Tentative Table of Contents
- Banking regulation
- Government Support and banking risk
- Banking regulation: what about Islamic banking?
- Banking regulation and financial stability
- Banking regulation and efficiency
- Financial stability
- Banking regulation and COVID-19 crisis
- The new micro-prudential regulation
- The monetary policy of the central bank
- The Role of Central Banks in the Financial Environment
- Monetary policy and prudential aspects
- Fiscal policy and COVID-19 Crisis
- Critical analysis of bank liquidity regulation by central banks
- Banking regulation in emerging markets
- Corporate Social Responsibility and prudential regulation
- Ethics for Banking & Finance
- Financial Risk Management
- Financial & banking products’ features and innovation
- Accounting, banking, and finance
- Banking and finance
Objectives, Impact, and Value
The primary aim of this special issue is to consolidate knowledge in financial stability and strategy of the central bank, which has seen a resurgence with the integration of macro-prudential regulation. Combining regulation, stability, efficiency, and risk-taking in the banking sector topics into one special issue provides the reader with a holistic understanding of the new developments in these emerging fields. This study will be written for professionals who want to improve their understanding of the importance of banking regulation.

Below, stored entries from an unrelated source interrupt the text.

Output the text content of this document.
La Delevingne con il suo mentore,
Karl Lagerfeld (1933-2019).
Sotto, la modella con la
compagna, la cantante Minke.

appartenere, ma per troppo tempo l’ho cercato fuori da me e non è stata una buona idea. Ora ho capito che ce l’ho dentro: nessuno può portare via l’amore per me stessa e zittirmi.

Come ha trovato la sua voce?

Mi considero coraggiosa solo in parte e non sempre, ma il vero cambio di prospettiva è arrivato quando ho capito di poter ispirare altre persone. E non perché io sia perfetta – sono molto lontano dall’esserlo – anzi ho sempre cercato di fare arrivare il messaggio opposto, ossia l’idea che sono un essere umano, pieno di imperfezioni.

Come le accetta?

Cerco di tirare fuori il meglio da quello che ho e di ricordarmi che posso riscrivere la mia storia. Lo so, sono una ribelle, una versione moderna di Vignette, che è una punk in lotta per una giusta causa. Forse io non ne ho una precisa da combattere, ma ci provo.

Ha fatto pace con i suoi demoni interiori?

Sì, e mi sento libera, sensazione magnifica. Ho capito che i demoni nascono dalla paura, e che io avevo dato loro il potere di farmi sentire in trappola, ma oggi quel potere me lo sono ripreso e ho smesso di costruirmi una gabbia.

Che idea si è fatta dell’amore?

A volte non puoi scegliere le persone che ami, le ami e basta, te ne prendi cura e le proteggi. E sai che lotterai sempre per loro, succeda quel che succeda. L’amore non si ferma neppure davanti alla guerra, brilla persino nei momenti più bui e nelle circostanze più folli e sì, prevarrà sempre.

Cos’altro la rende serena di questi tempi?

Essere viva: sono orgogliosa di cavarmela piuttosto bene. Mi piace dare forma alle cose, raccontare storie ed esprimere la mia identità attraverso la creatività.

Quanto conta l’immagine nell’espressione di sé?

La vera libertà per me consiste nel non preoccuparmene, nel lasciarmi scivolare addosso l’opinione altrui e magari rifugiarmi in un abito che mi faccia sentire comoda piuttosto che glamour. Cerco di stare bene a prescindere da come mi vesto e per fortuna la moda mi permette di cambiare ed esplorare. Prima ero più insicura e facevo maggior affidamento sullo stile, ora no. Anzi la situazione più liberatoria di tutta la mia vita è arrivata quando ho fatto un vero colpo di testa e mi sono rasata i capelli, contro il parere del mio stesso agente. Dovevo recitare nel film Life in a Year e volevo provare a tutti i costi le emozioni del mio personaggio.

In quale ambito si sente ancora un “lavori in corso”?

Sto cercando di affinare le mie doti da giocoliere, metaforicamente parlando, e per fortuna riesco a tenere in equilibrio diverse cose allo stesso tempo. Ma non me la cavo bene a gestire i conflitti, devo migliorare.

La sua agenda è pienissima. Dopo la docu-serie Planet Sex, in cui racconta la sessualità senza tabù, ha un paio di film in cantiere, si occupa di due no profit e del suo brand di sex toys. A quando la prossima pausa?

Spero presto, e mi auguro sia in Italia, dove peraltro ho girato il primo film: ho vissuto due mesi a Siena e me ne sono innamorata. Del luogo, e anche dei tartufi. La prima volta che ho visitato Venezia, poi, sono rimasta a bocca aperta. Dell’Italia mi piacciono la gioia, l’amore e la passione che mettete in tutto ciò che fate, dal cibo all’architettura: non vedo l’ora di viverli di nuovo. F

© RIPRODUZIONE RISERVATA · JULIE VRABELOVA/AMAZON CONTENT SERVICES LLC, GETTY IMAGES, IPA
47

Together, fiscal, monetary, and financial policies must aim to mitigate the impact of the COVID-19 shock and ensure a stable and sustainable recovery once the pandemic is under control. Continued close international coordination will be essential to assist vulnerable countries, restore market confidence, and limit risks to financial stability.
Central banks will remain crucial to preserving the stability of global financial markets and the flow of credit to the economy. But this is not just a liquidity crisis. It is mainly about solvency, at a time when large segments of the global economy are at a complete standstill. Consequently, fiscal policy has a vital role to play.
Target Audience and Potential Uses
The target audience of this special issue will be comprised of academics, researches, professionals, and practitioners, employed in different fields such as banking and finance, accounting, and many others, including government organizations, with a focus on existing challenges and opportunities.
The target audience groups can be categorized as:
Professional bodies focusing on banking enterprise for areas such as management, regulation, accounting & finance, banking, human resources, and ethics.
University Professors, instructors focusing on finance, and teaching & researching in courses such as management, accounting & finance, banking, human resources, law, ethics, and many others.
Postgraduate and undergraduate students focusing on finance and banking in courses such as management, accounting & finance, banking, human resources, law, ethics, and many others.